Um dos maiores impulsionadores econômicos durante esse período foi o boom ferroviário.
“As ferrovias eram uma espécie de internet e IA combinadas no século XIX”, disse Herman.

A Ponte Newport e Cincinnati, em construção em Cincinnati, por volta de 1870 nesta imagem estereoscópica, foi a primeira ponte ferroviária a cruzar o rio Ohio entre Ohio e Kentucky. No século XIX, as ferrovias americanas transformaram a economia do país ao conectar mercados distantes e viabilizar o acesso aos vastos recursos naturais do continente. (Graphic House/Archive Photos/Getty Images)
As ferrovias americanas transformaram a economia do país ao conectar mercados distantes e viabilizar o acesso aos vastos recursos naturais do continente. Muitas das empresas que alcançaram sucesso no século XIX o fizeram graças às suas conexões com esse novo meio de transporte.
Durante grande parte do século XIX, a Grã-Bretanha foi a potência dominante mundial devido à Revolução Industrial e à força da Marinha Real britânica. No entanto, no final do século, os Estados Unidos emergiram como o principal rival econômico da Grã-Bretanha.
As ferrovias eram uma espécie de combinação entre a internet e a inteligência artificial no século XIX.
Os abundantes recursos naturais dos Estados Unidos e os avanços nos setores de transporte, siderurgia, eletricidade e produção em massa transformaram o país em uma potência industrial.
Ao contrário de muitos países da Europa e da Ásia, os Estados Unidos também incentivaram o empreendedorismo ao limitar a interferência do governo, dando aos inovadores maior liberdade para assumir riscos, gerar novas ideias e expandir seus negócios, disse Herman.
“Quando chegamos a 1900, na virada do século, os Estados Unidos já eram a potência econômica dominante no mundo, superando de longe a produtividade do Império Britânico e da Alemanha”, disse ele.

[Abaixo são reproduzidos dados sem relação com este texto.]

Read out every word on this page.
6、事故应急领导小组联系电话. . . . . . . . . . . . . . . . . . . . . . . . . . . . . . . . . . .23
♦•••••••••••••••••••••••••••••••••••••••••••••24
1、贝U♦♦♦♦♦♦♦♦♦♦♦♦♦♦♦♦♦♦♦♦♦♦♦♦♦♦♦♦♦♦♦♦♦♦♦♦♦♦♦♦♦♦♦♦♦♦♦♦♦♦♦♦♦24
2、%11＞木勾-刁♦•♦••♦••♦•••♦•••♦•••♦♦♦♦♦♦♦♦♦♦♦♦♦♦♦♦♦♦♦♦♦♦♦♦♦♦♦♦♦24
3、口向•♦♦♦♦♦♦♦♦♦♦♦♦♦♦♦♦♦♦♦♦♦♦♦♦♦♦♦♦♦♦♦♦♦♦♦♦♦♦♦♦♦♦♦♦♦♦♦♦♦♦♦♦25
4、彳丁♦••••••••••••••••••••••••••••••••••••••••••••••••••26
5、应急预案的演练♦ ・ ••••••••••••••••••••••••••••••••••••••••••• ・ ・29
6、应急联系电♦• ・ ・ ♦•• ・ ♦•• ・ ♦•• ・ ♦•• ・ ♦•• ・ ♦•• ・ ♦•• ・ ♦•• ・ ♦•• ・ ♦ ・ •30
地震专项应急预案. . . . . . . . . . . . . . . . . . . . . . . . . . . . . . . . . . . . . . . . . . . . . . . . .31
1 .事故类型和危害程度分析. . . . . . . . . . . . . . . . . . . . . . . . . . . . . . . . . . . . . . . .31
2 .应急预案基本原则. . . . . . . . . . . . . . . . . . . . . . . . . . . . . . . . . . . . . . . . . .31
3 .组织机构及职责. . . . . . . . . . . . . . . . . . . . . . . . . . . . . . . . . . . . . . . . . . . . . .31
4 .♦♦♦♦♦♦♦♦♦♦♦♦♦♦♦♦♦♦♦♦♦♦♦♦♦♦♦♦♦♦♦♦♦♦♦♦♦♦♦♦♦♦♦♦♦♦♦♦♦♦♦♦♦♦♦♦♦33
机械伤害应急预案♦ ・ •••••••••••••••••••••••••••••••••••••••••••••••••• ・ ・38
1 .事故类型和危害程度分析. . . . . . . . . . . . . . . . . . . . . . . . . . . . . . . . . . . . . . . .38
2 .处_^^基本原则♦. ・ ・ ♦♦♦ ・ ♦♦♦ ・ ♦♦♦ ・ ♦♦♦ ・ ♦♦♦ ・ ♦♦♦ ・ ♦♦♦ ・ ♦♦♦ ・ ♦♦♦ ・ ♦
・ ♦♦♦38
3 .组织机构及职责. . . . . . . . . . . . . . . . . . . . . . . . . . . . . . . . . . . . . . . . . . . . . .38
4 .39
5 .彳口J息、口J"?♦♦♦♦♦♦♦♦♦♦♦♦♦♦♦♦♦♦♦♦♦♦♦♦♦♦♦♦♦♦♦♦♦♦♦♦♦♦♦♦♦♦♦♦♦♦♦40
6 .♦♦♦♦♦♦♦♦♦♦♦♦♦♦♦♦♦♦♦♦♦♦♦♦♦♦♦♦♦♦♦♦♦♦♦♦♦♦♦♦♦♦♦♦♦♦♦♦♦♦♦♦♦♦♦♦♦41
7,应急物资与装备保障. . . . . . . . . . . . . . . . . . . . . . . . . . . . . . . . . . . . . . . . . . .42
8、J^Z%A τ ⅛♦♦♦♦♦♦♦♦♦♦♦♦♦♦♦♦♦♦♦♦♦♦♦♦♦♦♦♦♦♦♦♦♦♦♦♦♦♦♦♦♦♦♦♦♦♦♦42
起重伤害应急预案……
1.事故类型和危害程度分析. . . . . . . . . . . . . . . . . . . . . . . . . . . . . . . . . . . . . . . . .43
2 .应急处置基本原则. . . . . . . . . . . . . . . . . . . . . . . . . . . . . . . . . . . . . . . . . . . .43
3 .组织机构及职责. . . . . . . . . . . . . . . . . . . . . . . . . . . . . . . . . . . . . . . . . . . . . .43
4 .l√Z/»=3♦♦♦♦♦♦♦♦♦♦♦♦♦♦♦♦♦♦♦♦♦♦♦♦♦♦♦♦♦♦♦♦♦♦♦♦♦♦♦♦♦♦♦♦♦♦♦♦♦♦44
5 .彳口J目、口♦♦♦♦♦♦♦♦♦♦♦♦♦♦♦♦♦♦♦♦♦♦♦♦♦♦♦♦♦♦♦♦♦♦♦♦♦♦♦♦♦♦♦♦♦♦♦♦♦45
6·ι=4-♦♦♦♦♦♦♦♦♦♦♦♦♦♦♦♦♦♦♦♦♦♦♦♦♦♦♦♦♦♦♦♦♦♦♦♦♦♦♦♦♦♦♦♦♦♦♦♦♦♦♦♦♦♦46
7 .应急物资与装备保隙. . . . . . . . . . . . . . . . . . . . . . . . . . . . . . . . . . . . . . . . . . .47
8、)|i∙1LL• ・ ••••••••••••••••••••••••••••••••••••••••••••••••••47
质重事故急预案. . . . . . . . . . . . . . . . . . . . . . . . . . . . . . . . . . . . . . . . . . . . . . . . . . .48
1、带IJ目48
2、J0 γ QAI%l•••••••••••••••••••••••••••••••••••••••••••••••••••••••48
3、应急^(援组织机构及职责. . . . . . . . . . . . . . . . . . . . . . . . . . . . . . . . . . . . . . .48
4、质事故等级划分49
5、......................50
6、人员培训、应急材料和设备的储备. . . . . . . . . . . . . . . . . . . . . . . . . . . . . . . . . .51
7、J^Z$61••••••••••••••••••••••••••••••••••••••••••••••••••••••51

(Esquerda) Tráfego próximo ao Banco da Inglaterra e à Royal Exchange, em Londres, por volta de 1900. Durante grande parte do século XIX, a Grã-Bretanha foi a potência dominante do mundo. (À direita) Multidões no “curb market” — um local de negociação de ações ao ar livre e não regulamentado — na Broad Street, com vista para o norte, em direção à Bolsa de Valores e à Wall Street, em Nova Iorque, em 1903, em uma imagem estereoscópica. Os americanos tendem a ver o risco como “uma oportunidade, em vez de um sinal de perigo”, afirma o historiador Arthur Herman. (FPG/Archive Photos/Getty Images) (Underwood & Underwood/Graphic House/Archive Photos/Getty Images)
Os loucos anos 20
O ímpeto continuou nos loucos anos 20, uma década de alto crescimento econômico e otimismo generalizado nos Estados Unidos. Tecnologias que antes eram luxos, como carros, eletricidade e rádios, tornaram-se acessíveis e ao alcance de muitos lares.
Figura central desse boom foi Henry Ford, cuja revolucionária linha de montagem em movimento tornou a fabricação de carros muito mais barata, permitindo que eles se tornassem parte integrante da vida americana.
Grande parte desse desenvolvimento pode ser atribuída às escolhas políticas feitas na década de 1920, que permitiram que as empresas americanas “florescessem e se consolidassem”, disse Matthew Denhart, presidente da Fundação Coolidge.
O presidente Calvin Coolidge, que governou de 1923 a 1929, introduziu cortes tributários abrangentes que, segundo alguns historiadores, incentivaram o investimento empresarial, impulsionando assim o crescimento econômico.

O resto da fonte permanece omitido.